After that my pregnancy was pretty uneventful, until it ended abruptly. I never went back to UCLA, instead switching to my regular OB in Bakersfield. I was worried about other PCOS-related problems like pre-eclampsia and gestational diabetes, but those never became a problem. After Lucy was born, I did have the problems with milk production often associated with PCOS. I never thought that I was at higher risk for cervical insufficiency or second trimester premature delivery. And while there have not been any studies associating PCOS with incompetent cervix/cervical insufficiency, there seem to be far too many women with PCOS with second-trimester losses for it to be a coincidence. Clearly there is something else going on there – we just don’t know what yet. PCOS is not well understood, and neither is the function of the cervix, for that matter. I’m hoping this issue will become important enough that someone will find a correlation, or at least a way to screen for this potential problem. Because there are things you can do about it if you know, but women don’t usually find out until it happens to them, and that usually means losing a baby. Until recently, they wouldn’t even diagnose true cervical insufficiency without repetition – essentially meaning you had to lose two babies!
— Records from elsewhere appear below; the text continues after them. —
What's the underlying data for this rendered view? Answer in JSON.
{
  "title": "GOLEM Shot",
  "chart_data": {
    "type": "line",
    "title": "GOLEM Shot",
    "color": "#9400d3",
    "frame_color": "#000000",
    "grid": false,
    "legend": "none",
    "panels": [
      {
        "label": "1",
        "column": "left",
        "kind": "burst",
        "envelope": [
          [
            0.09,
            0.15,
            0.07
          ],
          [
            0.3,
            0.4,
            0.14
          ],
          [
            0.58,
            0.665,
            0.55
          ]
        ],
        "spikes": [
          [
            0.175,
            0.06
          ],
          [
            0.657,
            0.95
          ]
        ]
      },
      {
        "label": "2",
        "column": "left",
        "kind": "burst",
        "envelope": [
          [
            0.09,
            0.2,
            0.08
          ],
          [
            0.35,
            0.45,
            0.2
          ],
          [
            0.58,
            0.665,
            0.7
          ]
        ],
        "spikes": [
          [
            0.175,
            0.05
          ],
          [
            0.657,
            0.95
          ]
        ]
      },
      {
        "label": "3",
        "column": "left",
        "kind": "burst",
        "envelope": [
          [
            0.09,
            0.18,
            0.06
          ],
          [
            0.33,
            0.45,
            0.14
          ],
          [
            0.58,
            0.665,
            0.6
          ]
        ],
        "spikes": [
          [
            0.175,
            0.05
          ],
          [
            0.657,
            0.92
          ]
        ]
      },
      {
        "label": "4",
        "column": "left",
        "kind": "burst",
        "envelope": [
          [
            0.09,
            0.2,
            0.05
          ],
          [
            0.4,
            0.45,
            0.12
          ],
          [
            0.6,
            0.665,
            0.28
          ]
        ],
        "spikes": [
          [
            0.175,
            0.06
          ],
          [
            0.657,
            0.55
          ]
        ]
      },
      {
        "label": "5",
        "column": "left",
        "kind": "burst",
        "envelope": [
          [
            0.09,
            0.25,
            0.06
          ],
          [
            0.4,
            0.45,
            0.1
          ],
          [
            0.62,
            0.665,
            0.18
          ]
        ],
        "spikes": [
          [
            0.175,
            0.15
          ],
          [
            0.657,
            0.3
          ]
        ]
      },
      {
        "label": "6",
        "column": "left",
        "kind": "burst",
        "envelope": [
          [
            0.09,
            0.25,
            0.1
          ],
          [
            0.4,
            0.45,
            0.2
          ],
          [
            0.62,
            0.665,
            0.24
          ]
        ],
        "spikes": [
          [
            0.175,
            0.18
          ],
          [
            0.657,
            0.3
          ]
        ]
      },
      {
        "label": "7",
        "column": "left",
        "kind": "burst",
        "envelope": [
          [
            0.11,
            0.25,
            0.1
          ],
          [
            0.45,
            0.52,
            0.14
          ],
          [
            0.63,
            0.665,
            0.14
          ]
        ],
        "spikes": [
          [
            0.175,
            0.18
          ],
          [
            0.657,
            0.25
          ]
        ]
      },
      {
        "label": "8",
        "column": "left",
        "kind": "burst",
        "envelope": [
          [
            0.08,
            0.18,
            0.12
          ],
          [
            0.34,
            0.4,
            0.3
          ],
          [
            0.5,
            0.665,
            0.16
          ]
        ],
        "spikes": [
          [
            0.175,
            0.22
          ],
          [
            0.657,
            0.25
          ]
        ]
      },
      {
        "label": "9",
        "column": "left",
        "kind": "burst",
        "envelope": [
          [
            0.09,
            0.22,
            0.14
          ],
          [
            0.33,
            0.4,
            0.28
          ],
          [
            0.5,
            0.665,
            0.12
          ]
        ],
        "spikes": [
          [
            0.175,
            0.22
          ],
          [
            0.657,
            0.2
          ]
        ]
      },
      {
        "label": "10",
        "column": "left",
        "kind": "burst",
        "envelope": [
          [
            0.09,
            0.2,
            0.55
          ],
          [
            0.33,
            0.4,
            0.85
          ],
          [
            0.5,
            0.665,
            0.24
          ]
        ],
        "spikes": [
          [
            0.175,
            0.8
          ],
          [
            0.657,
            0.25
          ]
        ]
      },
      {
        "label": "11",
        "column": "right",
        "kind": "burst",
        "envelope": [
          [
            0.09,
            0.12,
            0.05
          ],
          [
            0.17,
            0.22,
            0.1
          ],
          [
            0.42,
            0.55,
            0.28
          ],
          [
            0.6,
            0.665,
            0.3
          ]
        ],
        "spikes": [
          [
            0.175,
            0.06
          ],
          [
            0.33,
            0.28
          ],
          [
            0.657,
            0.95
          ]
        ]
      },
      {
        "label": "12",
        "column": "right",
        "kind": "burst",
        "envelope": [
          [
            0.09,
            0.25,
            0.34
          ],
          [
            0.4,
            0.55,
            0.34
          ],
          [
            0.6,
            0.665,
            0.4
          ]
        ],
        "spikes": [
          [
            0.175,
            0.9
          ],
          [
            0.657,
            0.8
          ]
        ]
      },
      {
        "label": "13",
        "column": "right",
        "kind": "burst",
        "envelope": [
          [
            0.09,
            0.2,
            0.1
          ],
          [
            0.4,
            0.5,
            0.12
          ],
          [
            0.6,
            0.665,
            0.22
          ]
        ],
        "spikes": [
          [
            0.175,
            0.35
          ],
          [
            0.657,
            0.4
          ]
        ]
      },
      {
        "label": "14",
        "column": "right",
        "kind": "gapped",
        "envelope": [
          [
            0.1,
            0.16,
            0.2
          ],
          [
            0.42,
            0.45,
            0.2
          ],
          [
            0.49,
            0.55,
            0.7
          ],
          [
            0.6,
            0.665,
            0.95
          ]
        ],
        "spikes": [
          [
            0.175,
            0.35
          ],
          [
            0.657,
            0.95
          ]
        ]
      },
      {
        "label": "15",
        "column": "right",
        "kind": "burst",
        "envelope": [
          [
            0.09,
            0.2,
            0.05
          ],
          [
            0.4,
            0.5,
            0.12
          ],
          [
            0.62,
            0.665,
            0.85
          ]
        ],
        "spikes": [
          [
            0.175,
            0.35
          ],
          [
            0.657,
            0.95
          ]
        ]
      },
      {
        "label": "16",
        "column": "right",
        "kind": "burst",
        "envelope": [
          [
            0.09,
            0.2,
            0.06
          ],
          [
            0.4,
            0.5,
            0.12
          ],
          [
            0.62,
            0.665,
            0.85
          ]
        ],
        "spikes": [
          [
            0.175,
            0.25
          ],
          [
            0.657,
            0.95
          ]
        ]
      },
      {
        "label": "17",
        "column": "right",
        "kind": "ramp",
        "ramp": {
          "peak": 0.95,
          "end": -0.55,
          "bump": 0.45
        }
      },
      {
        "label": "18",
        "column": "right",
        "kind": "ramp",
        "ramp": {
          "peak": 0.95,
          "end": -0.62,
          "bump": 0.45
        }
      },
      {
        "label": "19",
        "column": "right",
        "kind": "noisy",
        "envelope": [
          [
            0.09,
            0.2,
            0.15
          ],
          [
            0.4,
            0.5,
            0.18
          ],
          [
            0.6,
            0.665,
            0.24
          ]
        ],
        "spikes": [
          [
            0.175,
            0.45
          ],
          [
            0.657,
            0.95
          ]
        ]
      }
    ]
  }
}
Just knowing there were things we could have tried that would probably have saved Lucy if we’d only known tears me to pieces. Maybe right now I’d be moaning about being pregnant and saying “when will this baby ever come?!” Or maybe I still would have delivered early, but late enough for Lucy to have had a better chance, and maybe she’d be home with us now. I’d give anything to have her back again. If we are able to have another baby, it will be bitter sweet, because it will be Lucy’s sacrificed life that brought attention to the problem, allowing us to take action for subsequent babies. Right now, with all the problems of PCOS, I just hope that we’re able to get to that point, that we’ll have to worry about other babies at some point. I’m not optimistic about anything having to do with my body, however. It has failed me too badly, too many times, for me to take anything for granted.